だから政府は早期に抜本的な公務員改革法案を成立させなければならないのだが、そのやり方としては天下りを禁止するといった対症療法的な政策ではなく、公務員サービスの中身と役割の見直しや、中央と地方の二重行政の廃止、地方においては広域行政サービスへの統合により単一自治体でのサービスを廃止するなど、トータルの公務員サービスに係る全体経費への改革が求められているのだ。


  • 東西の電気周波数、統一ならコスト10兆円
経済産業省は6日、東西日本で異なる電気の周波数を統一した場合、電力会社の設備交換だけで約10兆円のコストがかかるとの試算をまとめた。東日本の50ヘルツを60ヘルツに統一する場合を想定し、発電機などの交換費用を算出。工場のモーターなど需要家側も対応投資が必要なことも指摘した。

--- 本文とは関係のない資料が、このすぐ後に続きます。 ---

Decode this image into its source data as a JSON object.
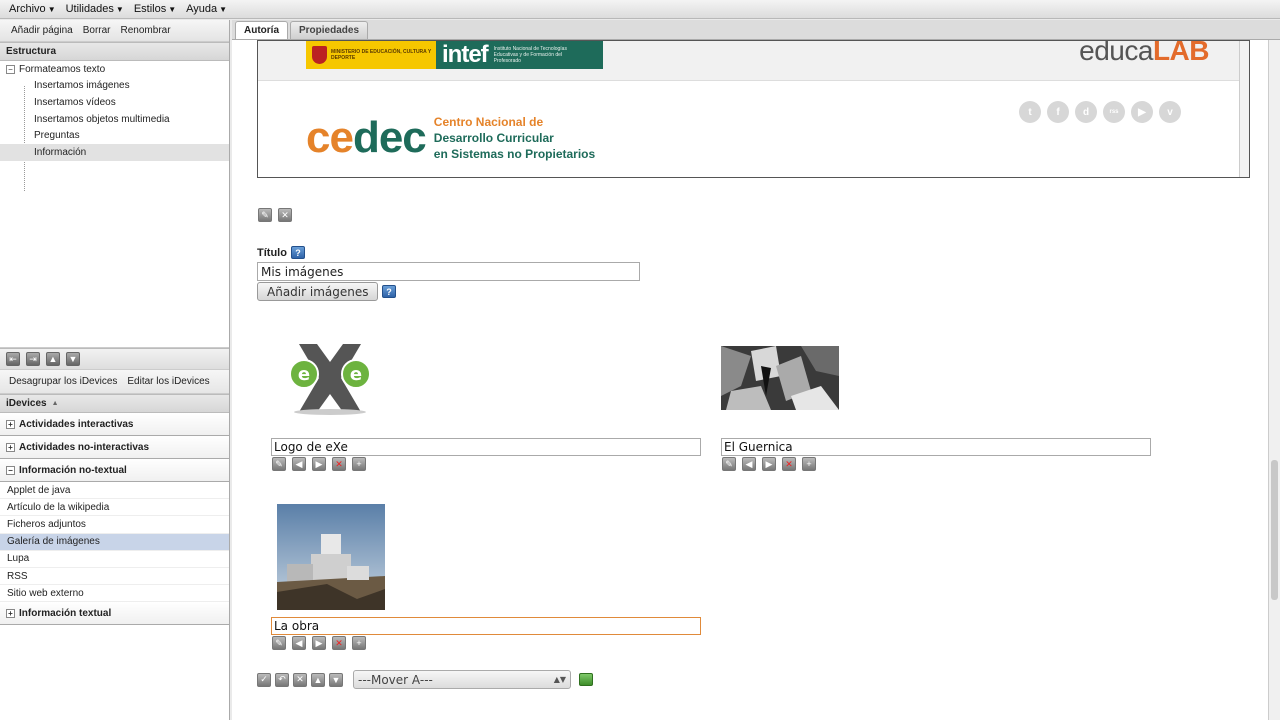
{
  "menubar": {
    "items": [
      "Archivo",
      "Utilidades",
      "Estilos",
      "Ayuda"
    ]
  },
  "left": {
    "toolbar": [
      "Añadir página",
      "Borrar",
      "Renombrar"
    ],
    "structure_title": "Estructura",
    "tree_root": "Formateamos texto",
    "tree_children": [
      "Insertamos imágenes",
      "Insertamos vídeos",
      "Insertamos objetos multimedia",
      "Preguntas",
      "Información"
    ],
    "selected_child_index": 4,
    "idevice_toolbar": [
      "Desagrupar los iDevices",
      "Editar los iDevices"
    ],
    "idevices_title": "iDevices",
    "groups": [
      "Actividades interactivas",
      "Actividades no-interactivas",
      "Información no-textual",
      "Información textual"
    ],
    "nontextual_items": [
      "Applet de java",
      "Artículo de la wikipedia",
      "Ficheros adjuntos",
      "Galería de imágenes",
      "Lupa",
      "RSS",
      "Sitio web externo"
    ],
    "selected_item_index": 3
  },
  "right": {
    "tabs": [
      "Autoría",
      "Propiedades"
    ],
    "active_tab": "Autoría",
    "header": {
      "intef_word": "intef",
      "intef_sub": "Instituto Nacional de Tecnologías Educativas y de Formación del Profesorado",
      "gob_text": "MINISTERIO DE EDUCACIÓN, CULTURA Y DEPORTE",
      "educalab_a": "educa",
      "educalab_b": "LAB",
      "cedec_a": "ce",
      "cedec_b": "dec",
      "cedec_desc_1": "Centro Nacional de",
      "cedec_desc_2": "Desarrollo Curricular",
      "cedec_desc_3": "en Sistemas no Propietarios",
      "social": [
        "t",
        "f",
        "d",
        "rss",
        "▶",
        "v"
      ]
    },
    "form": {
      "title_label": "Título",
      "title_value": "Mis imágenes",
      "add_images": "Añadir imágenes"
    },
    "images": [
      {
        "caption": "Logo de eXe"
      },
      {
        "caption": "El Guernica"
      },
      {
        "caption": "La obra"
      }
    ],
    "mover_label": "---Mover A---"
  },
  "colors": {
    "intef_green": "#1e6b5a",
    "cedec_orange": "#e5832a",
    "selection_blue": "#c8d4e8"
  }
}
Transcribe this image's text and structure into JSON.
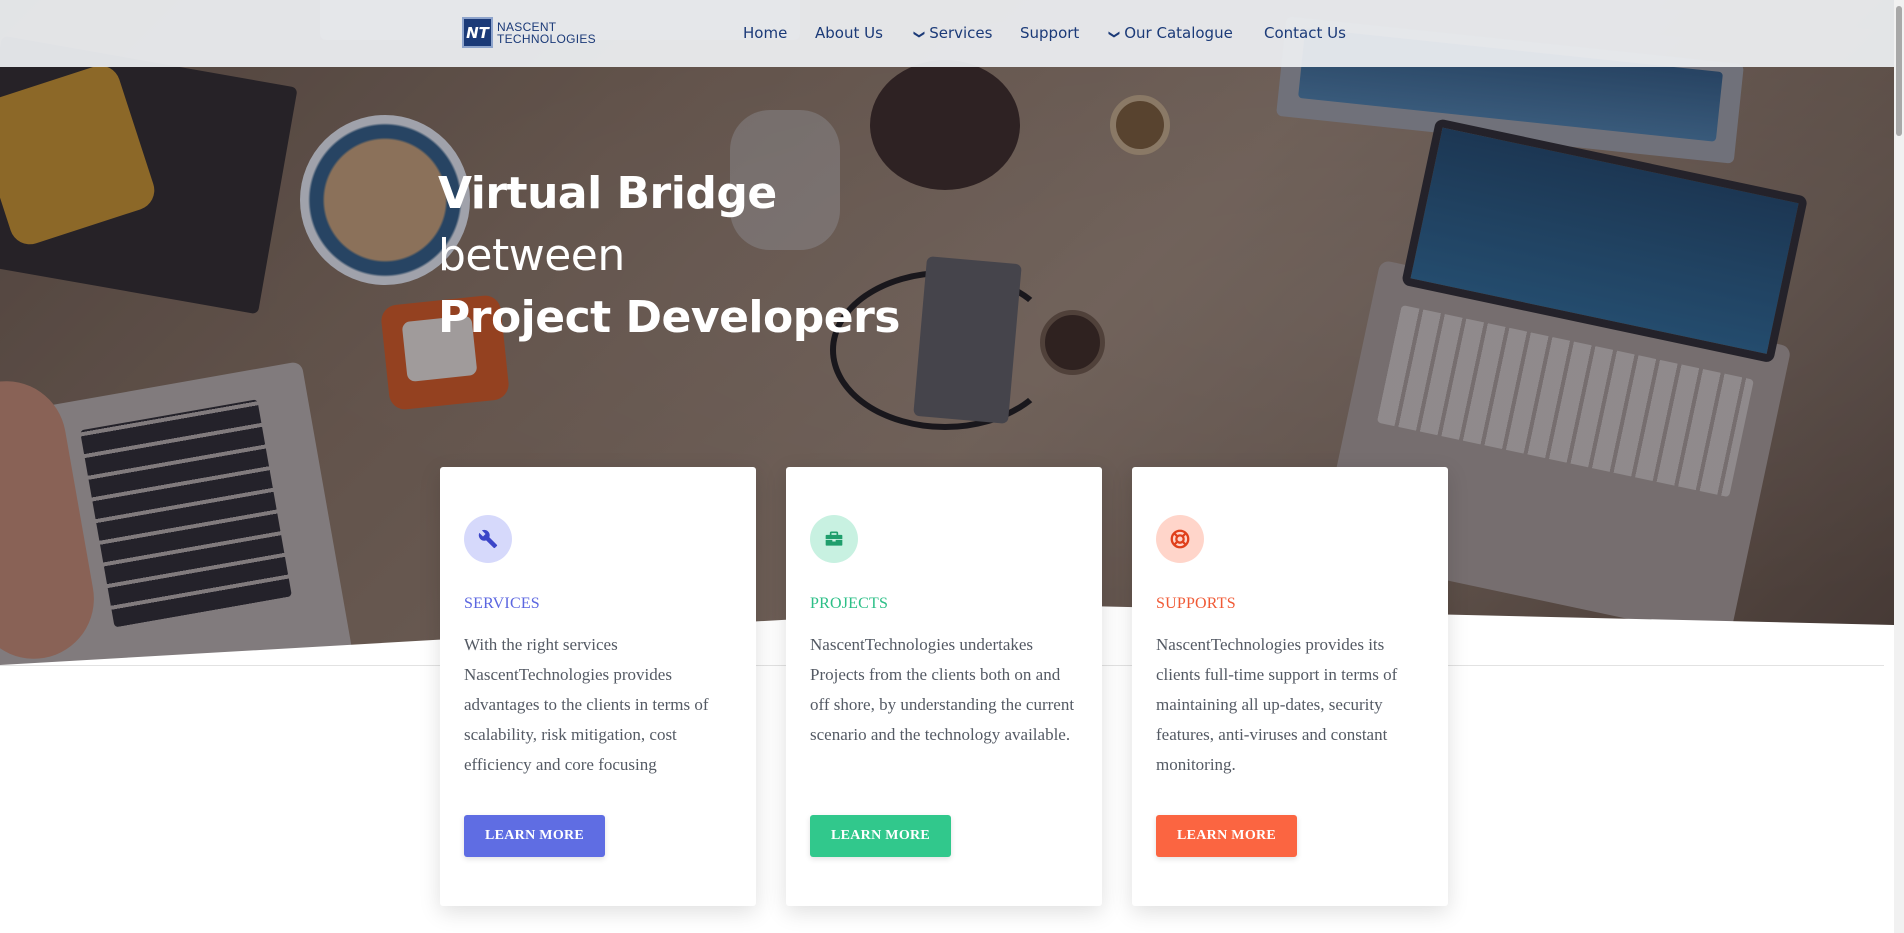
{
  "navbar": {
    "brand_line1": "NASCENT",
    "brand_line2": "TECHNOLOGIES",
    "brand_logo_text": "NT",
    "items": [
      {
        "label": "Home",
        "has_chevron": false
      },
      {
        "label": "About Us",
        "has_chevron": false
      },
      {
        "label": "Services",
        "has_chevron": true,
        "icon": "chevron-down-icon"
      },
      {
        "label": "Support",
        "has_chevron": false
      },
      {
        "label": "Our Catalogue",
        "has_chevron": true,
        "icon": "chevron-down-icon"
      },
      {
        "label": "Contact Us",
        "has_chevron": false
      }
    ]
  },
  "hero": {
    "line1": "Virtual Bridge",
    "line2": "between",
    "line3": "Project Developers"
  },
  "cards": [
    {
      "icon": "wrench-icon",
      "title": "SERVICES",
      "text": "With the right services NascentTechnologies provides advantages to the clients in terms of scalability, risk mitigation, cost efficiency and core focusing",
      "button": "LEARN MORE",
      "accent": "#5f6de3"
    },
    {
      "icon": "briefcase-icon",
      "title": "PROJECTS",
      "text": "NascentTechnologies undertakes Projects from the clients both on and off shore, by understanding the current scenario and the technology available.",
      "button": "LEARN MORE",
      "accent": "#31c88c"
    },
    {
      "icon": "life-ring-icon",
      "title": "SUPPORTS",
      "text": "NascentTechnologies provides its clients full-time support in terms of maintaining all up-dates, security features, anti-viruses and constant monitoring.",
      "button": "LEARN MORE",
      "accent": "#fb6541"
    }
  ],
  "colors": {
    "brand": "#1b3a78",
    "navbar_bg": "#eceef1"
  }
}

めんどくさいからやりたがらない官僚の言い訳のような報告が出ているが、長期的にみれば10兆円かかっても大したコストではなく、ここで出ていない周波数統合によって得られる経済メリットを加えれば回収可能なものに思われる。電気製品を作っている企業にしても周波数が統一されれば部品の単価は下げられるし、機器の切り替えによる新たな需要も生まれるから補助金の投入は必要になるにせよ、道路や新幹線を今さら整備するよりもはるかにメリットの大きな公共事業になる。


  • アサヒのビール風味飲料「ドライゼロ」 飲食店、年内20万店に 
アサヒグループホールディングス傘下のアサヒビールは2月下旬に売り出したアルコール分0%のビール風味飲料「ドライゼロ」を取り扱う飲食店を現在の約3万店から年内に20万店まで増やす。小路明善社長が明らかにした。成長が続くノンアルコールビール市場で競合他社より出遅れていたが、家庭向けの商品と並行して業務用市場を開拓して巻き返す。
飲酒運転事故などが社会問題化したり、酒税の引き上げなどで低アルコール=低価格化へ需要がシフトしているのでノンアルコール飲料が伸びていくのは当たり前だが、一方で酒税の低いこういった飲料構成比が伸びればまた酒税収入は減っていく。たばこも大幅値上げで喫煙者減少に拍車がかかり、たばこ税収入も減少しているが、過去は税収の半分を占めていた時期もあった酒税が、いまでは年間1兆円台で構成比もヒトケタに落ち込んでいる。そういう意味では税制そのものも見直しが必要になってきているわけで、伸びている業界に掛ける税金としては「パケット通信税」とかが誕生するのかもしれない。